What alternative explanations could there be for this lapse in judgement? Was the author rushed to produce this? Or is shitty translation the culprit: were the translators unable to accurately capture the Japanese as English, with symbolism lost in translation? Or is there something more insidious at play here, something deliberate, something cunning?

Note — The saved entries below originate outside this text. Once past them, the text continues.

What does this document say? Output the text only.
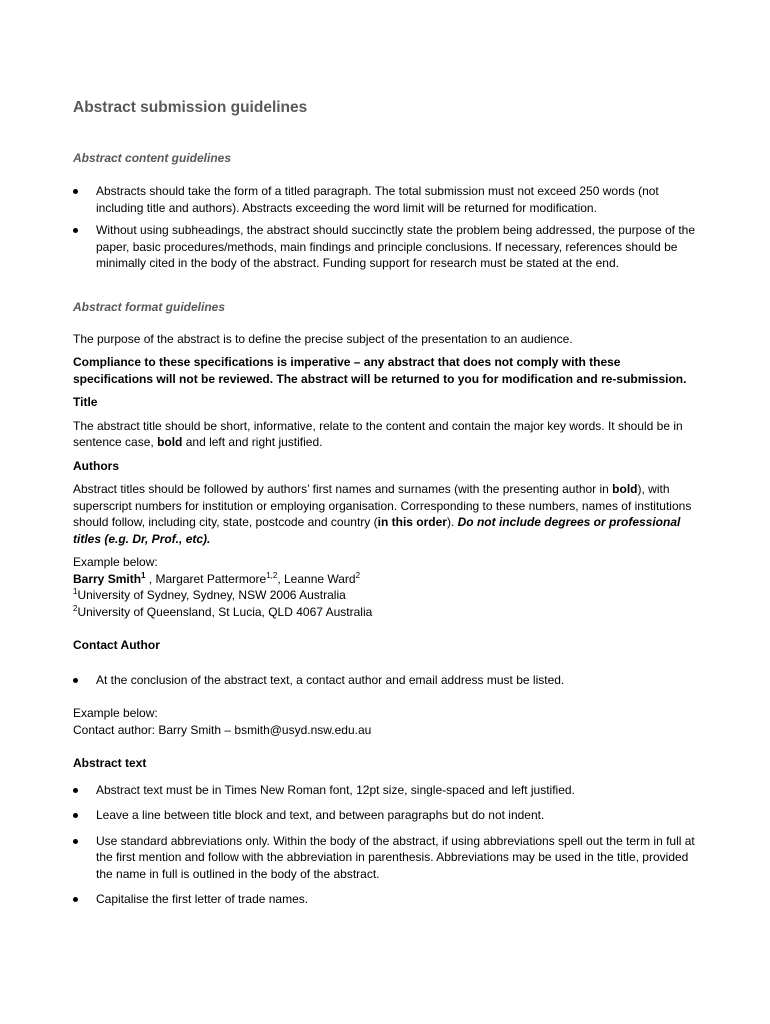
Abstract submission guidelines
Abstract content guidelines
Abstracts should take the form of a titled paragraph. The total submission must not exceed 250 words (not including title and authors). Abstracts exceeding the word limit will be returned for modification.
Without using subheadings, the abstract should succinctly state the problem being addressed, the purpose of the paper, basic procedures/methods, main findings and principle conclusions. If necessary, references should be minimally cited in the body of the abstract. Funding support for research must be stated at the end.
Abstract format guidelines

The purpose of the abstract is to define the precise subject of the presentation to an audience.

Compliance to these specifications is imperative – any abstract that does not comply with these specifications will not be reviewed. The abstract will be returned to you for modification and re-submission.

Title

The abstract title should be short, informative, relate to the content and contain the major key words. It should be in sentence case, bold and left and right justified.

Authors

Abstract titles should be followed by authors’ first names and surnames (with the presenting author in bold), with superscript numbers for institution or employing organisation. Corresponding to these numbers, names of institutions should follow, including city, state, postcode and country (in this order). Do not include degrees or professional titles (e.g. Dr, Prof., etc).

Example below:

Barry Smith$^1$ , Margaret Pattermore$^{1,2}$, Leanne Ward$^2$

$^1$University of Sydney, Sydney, NSW 2006 Australia

$^2$University of Queensland, St Lucia, QLD 4067 Australia

Contact Author

At the conclusion of the abstract text, a contact author and email address must be listed.

Example below:

Contact author: Barry Smith – bsmith@usyd.nsw.edu.au

Abstract text

Abstract text must be in Times New Roman font, 12pt size, single-spaced and left justified.
Leave a line between title block and text, and between paragraphs but do not indent.
Use standard abbreviations only. Within the body of the abstract, if using abbreviations spell out the term in full at the first mention and follow with the abbreviation in parenthesis. Abbreviations may be used in the title, provided the name in full is outlined in the body of the abstract.
Capitalise the first letter of trade names.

I remember once I attended a graduate seminar in which one of the papers on review was about Coetzee’s (bleh) Childhood of Jesus. Several days prior to this conference, I had myself read and scathingly reviewed the novel (also on account of the disappointingly third-grader level of language), and was curious to get the insight of a vastly more qualified academic on the matter. His general theory was that — get this — Coetzee was now so good and qualified to write well, that he had subverted the medium to the point where average writing was actually a sign of greater talent — he was beyond being any good, and could dismantle language to the point of it being what, at first glance, looked like crap. So in this conception, Coetzee had made some Picasso-esque move to regress himself to a child-like wielding of his form to send some kind of message, either about language itself or about his excellence as a writer. And so, do we find ourselves here again with another writer, Murakami, arrogantly thinking that he can get away with it?

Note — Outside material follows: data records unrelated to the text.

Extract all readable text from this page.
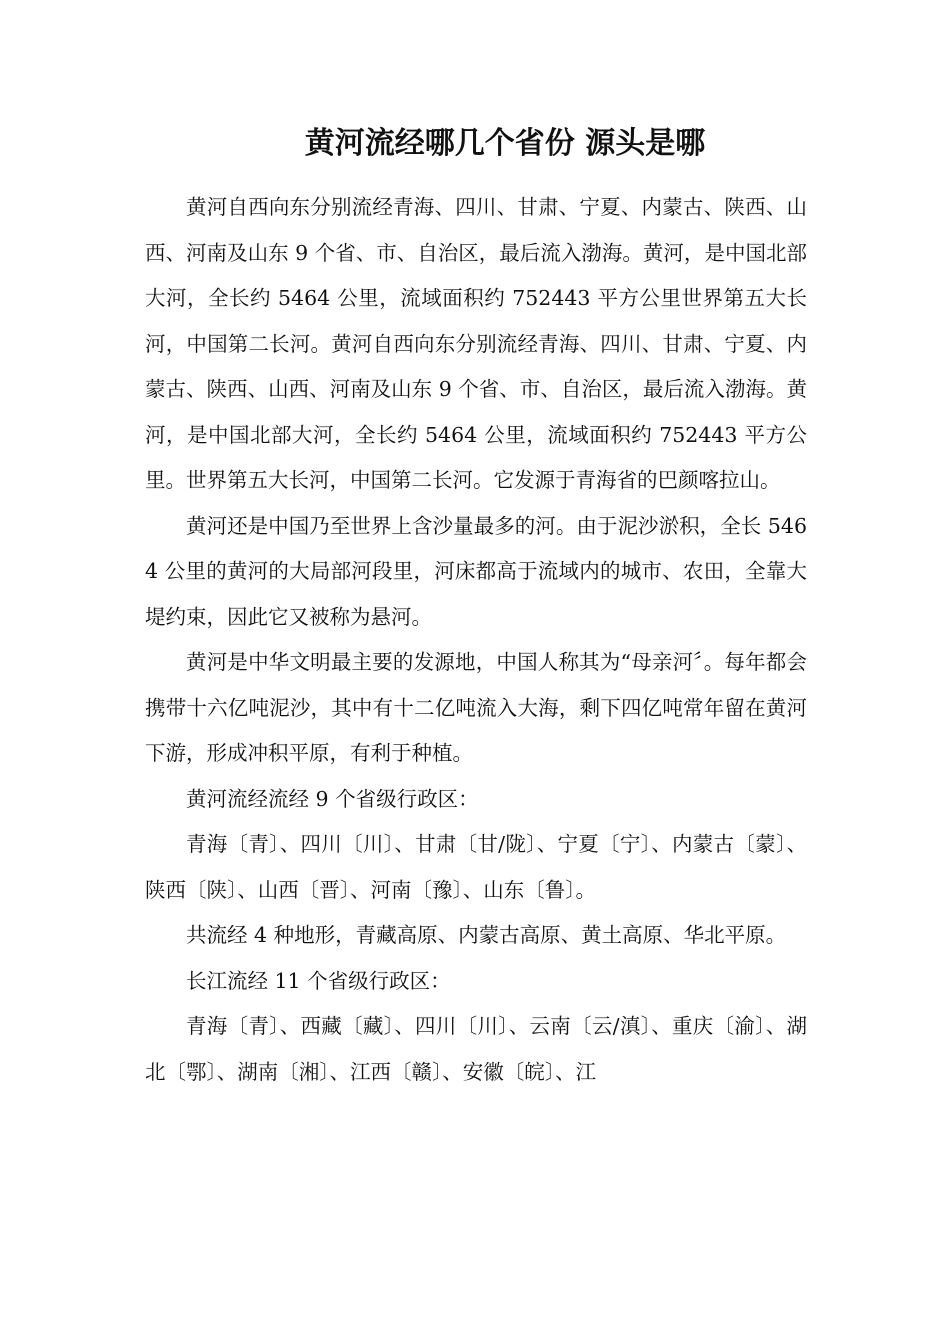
黄河流经哪几个省份 源头是哪

黄河自西向东分别流经青海、四川、甘肃、宁夏、内蒙古、陕西、山西、河南及山东 9 个省、市、自治区，最后流入渤海。黄河，是中国北部大河，全长约 5464 公里，流域面积约 752443 平方公里世界第五大长河，中国第二长河。黄河自西向东分别流经青海、四川、甘肃、宁夏、内蒙古、陕西、山西、河南及山东 9 个省、市、自治区，最后流入渤海。黄河，是中国北部大河，全长约 5464 公里，流域面积约 752443 平方公里。世界第五大长河，中国第二长河。它发源于青海省的巴颜喀拉山。

黄河还是中国乃至世界上含沙量最多的河。由于泥沙淤积，全长 5464 公里的黄河的大局部河段里，河床都高于流域内的城市、农田，全靠大堤约束，因此它又被称为悬河。

黄河是中华文明最主要的发源地，中国人称其为“母亲河〞。每年都会携带十六亿吨泥沙，其中有十二亿吨流入大海，剩下四亿吨常年留在黄河下游，形成冲积平原，有利于种植。

黄河流经流经 9 个省级行政区：

青海〔青〕、四川〔川〕、甘肃〔甘/陇〕、宁夏〔宁〕、内蒙古〔蒙〕、陕西〔陕〕、山西〔晋〕、河南〔豫〕、山东〔鲁〕。

共流经 4 种地形，青藏高原、内蒙古高原、黄土高原、华北平原。

长江流经 11 个省级行政区：

青海〔青〕、西藏〔藏〕、四川〔川〕、云南〔云/滇〕、重庆〔渝〕、湖北〔鄂〕、湖南〔湘〕、江西〔赣〕、安徽〔皖〕、江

Now, fair enough. Writers strip down and play with the form of the novel all the time, all the way through its history some would argue. But there is a limit. To continue the analogy of Picasso, his brilliance was that, even though the image was distorted, and child-like (his words) and perhaps indiscernible, it still formed a cohesive and striking whole. It was something beautiful to look at. Furthermore, you can get away with this as a visual artist, because it takes a split second to take in an image, and its colours, and to allow the effect to wash over you. But it takes a commitment of many hours (days even) to read a novel, and my feeling is that subjecting a reader, who out of reverence paid good money to buy your book and escape to some world other than their own, is borderline sadistic.
Now, I’d hate for this to become a rant about the obligations of writer to reader (there probably aren’t any) or to end up somewhere down the rabbit-hole of “I paid you, so you owe me” because we all know that is a slippery slope. But who isn’t upset when they fork over for their favourite band’s new album, or their favourite director’s new movie, only to leave feeling hurt, disappointed, and frankly, disinclined to favourably review said artist in an article?
I’d love to spend more time here dissecting the story of Killing Commendatore, its many metaphors, ideas, concepts etc, but really, it was so difficult and tiring to wade my way through the prose that I don’t even have the energy left to do so. All I can really see myself doing is going back and re-reading IQ84 or Hard-boiled Wonderland in the hope that I’ll discover that I was right — that Murakami is actually pretty good, and I still like him.
Killing Commendatore really does feel like Murakami’s difficult second album, his very own midlife crisis, a little blip in his past, and I think it is best that we, like a blighted lover, forgive him and try to move on.
Killing Commendatore is published by Harvill Secker, an imprint of Penguin Random House.